In 2014 and 2015, ADOT completed a $17.4 million widening of the highway between Chino Valley and the Deep Well Ranch Road intersection. That project included two new roundabouts — the one at Deep Well Ranch Road, and another at Kalinich, closer to Chino Valley.

Then in 2016, the City of Prescott and Yavapai County completed the $5.6 million realignment of Willow Creek Road, which ties in with Highway 89.

And earlier this summer, the city substantially completed its $5.1 million Highway 89 widening from just south of Highway 89A to just south of the Phippen Museum — a project that included the Phippen Roundabout.

This week, Dotseth said a few minor “punch-list” tasks remain in the project, along with landscaping work in the roundabout.

TRAFFIC IMPACTS

Meanwhile, ADOT’s widening project to the north also is progressing.

Much of the work in the first two months has focused on building new southbound lanes on the west side of the highway. Throughout much of the summer, crews with contractor Asphalt Paving & Supply have been building the base for the new lanes.

When those lanes are complete later this year, Stump said highway traffic would be moved to the new lanes, while improvements get underway on the old lanes. He expects traffic to be moved from the old highway section to the new lanes in late December.

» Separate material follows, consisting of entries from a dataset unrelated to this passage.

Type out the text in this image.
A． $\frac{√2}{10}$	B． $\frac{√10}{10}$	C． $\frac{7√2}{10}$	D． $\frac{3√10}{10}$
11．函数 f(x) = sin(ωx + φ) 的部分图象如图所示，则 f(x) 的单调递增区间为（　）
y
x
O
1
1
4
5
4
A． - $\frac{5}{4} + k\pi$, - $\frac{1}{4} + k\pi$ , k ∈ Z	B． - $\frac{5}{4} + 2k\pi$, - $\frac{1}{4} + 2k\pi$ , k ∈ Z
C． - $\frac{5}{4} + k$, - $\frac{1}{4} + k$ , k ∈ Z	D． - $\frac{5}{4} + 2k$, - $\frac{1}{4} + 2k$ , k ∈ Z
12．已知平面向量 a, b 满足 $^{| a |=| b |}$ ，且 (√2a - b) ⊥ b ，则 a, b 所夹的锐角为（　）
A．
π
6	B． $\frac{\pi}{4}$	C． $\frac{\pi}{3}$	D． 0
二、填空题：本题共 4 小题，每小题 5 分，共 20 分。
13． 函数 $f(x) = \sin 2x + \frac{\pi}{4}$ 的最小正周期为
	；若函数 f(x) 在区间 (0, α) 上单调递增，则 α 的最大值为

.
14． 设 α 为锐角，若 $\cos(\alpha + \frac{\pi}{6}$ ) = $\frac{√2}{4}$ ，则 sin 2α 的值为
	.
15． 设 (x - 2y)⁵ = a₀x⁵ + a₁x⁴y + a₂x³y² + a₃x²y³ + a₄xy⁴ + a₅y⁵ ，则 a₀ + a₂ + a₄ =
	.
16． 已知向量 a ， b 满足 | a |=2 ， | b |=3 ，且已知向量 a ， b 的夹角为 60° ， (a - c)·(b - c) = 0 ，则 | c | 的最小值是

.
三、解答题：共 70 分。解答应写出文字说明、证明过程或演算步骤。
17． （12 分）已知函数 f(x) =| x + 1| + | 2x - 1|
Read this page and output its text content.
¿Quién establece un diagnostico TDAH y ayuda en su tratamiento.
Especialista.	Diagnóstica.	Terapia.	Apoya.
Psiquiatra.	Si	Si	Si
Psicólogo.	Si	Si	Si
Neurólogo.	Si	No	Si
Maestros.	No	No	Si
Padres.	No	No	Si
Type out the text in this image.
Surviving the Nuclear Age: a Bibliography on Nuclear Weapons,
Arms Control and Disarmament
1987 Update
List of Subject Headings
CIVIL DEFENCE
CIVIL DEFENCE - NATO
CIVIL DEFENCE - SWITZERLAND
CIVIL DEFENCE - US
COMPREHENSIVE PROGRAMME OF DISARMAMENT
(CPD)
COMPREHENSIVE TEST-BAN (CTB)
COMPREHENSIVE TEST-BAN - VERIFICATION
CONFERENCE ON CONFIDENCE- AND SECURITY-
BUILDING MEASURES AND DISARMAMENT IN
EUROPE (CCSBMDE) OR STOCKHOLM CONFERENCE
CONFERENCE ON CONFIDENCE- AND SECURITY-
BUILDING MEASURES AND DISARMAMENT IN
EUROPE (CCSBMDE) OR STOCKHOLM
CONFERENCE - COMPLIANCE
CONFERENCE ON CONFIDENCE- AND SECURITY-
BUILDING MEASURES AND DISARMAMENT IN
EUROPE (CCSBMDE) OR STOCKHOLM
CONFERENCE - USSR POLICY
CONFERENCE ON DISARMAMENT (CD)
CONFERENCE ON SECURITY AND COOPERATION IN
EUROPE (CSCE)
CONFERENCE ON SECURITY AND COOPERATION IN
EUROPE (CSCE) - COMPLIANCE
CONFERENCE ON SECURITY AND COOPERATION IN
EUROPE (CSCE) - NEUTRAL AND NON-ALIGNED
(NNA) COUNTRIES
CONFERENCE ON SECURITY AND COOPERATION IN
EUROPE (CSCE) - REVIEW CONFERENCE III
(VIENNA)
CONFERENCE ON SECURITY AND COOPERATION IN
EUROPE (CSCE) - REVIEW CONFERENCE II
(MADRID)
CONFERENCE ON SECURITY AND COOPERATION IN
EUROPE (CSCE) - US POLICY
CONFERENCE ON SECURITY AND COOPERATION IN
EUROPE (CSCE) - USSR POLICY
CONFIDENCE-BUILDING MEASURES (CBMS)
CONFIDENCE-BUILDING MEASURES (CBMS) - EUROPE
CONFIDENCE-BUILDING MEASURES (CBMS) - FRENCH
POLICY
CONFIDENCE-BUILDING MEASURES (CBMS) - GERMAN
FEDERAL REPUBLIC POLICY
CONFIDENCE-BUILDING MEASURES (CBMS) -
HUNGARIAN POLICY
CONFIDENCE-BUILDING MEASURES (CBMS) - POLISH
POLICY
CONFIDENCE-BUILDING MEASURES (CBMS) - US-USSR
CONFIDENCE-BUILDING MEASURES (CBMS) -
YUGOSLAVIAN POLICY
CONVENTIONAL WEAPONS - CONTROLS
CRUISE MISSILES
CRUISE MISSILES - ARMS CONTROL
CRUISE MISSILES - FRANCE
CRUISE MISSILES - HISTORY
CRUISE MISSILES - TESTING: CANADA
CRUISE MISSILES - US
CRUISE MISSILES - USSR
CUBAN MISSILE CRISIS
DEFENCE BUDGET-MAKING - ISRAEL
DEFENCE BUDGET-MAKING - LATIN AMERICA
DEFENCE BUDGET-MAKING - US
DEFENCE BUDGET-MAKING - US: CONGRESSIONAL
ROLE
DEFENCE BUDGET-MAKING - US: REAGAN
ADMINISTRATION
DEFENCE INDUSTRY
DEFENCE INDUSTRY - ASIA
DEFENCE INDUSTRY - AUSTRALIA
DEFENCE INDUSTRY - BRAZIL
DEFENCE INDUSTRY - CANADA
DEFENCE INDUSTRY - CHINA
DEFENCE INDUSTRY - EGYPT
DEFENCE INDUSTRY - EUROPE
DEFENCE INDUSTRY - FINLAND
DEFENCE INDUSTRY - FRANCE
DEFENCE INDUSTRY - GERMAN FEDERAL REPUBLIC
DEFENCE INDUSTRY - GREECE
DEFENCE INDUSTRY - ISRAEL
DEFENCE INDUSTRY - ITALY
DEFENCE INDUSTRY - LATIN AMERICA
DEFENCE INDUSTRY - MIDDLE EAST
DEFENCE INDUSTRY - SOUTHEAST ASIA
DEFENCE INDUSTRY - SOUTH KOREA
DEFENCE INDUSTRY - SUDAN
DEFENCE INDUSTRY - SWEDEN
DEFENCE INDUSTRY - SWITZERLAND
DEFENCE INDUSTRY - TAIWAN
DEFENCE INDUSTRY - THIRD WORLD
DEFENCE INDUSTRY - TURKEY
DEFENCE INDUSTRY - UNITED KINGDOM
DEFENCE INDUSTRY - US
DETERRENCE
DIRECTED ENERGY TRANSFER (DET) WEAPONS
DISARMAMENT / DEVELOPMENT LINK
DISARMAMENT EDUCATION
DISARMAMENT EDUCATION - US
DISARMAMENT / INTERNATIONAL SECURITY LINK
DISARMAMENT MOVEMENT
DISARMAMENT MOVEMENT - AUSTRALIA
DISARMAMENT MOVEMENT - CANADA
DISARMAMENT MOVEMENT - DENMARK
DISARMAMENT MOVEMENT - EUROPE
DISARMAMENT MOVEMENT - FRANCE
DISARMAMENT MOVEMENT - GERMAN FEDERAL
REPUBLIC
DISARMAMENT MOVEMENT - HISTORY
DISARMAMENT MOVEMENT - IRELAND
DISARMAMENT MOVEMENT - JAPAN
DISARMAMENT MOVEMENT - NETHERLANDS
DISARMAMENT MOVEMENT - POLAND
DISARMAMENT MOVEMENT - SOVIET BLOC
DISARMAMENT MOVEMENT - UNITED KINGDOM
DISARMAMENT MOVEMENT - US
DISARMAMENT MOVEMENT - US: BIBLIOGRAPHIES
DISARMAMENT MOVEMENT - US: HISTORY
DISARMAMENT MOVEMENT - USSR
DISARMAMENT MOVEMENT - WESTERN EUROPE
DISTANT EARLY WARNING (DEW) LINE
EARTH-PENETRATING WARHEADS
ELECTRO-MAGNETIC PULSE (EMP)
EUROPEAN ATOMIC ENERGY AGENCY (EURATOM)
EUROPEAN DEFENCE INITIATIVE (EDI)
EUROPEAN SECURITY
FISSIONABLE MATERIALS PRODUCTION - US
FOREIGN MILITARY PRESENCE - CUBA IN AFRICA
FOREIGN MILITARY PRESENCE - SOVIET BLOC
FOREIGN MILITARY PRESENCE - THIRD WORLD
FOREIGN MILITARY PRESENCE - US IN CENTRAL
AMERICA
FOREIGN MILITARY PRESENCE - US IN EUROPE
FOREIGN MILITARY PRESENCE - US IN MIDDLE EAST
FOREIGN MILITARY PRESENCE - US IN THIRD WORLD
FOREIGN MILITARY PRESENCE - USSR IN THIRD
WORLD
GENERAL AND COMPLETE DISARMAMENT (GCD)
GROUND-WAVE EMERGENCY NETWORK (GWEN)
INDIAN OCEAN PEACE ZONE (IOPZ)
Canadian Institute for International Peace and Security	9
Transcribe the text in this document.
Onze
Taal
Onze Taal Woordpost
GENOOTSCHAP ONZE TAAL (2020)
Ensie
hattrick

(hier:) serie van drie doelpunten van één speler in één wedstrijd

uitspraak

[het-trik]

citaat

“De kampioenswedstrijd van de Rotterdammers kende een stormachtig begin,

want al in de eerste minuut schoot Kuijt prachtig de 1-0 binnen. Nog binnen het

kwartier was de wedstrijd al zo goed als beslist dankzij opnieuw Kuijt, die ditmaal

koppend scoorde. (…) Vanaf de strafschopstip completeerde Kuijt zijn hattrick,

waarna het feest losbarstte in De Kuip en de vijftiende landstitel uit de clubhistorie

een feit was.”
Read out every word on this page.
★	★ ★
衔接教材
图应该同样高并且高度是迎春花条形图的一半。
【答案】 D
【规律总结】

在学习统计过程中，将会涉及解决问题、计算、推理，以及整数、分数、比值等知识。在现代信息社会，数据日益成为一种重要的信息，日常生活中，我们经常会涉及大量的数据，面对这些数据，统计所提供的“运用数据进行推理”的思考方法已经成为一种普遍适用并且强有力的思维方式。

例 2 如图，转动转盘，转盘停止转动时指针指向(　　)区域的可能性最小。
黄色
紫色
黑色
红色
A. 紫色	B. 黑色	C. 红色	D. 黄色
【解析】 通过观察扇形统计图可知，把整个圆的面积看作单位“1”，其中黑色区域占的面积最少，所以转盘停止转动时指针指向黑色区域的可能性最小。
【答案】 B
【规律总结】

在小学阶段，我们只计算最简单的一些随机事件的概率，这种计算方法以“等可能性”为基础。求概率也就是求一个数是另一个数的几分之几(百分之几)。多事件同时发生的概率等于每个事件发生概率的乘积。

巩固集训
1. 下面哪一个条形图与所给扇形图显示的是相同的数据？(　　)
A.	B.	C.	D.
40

Initially, the switchover should have minimal impacts on traffic, Stump said.

“The number of lanes will be the same as they are now,” he said.

Traffic impacts will be greater when work begins at the 89A interchange after the new year. The number of lanes at the interchange will be reduced to one in each direction at that time, Stump said, which will result in more delays.

Ultimately, the project will include a lane improvement at the 89/89A interchange.

“The second southbound left-turn lane will be lengthened to extend all the way between the two signals,” Stump said.

With the completion of the widening, Highway 89 will consist of four lanes all the way from Chino Valley to south of the Phippen Museum.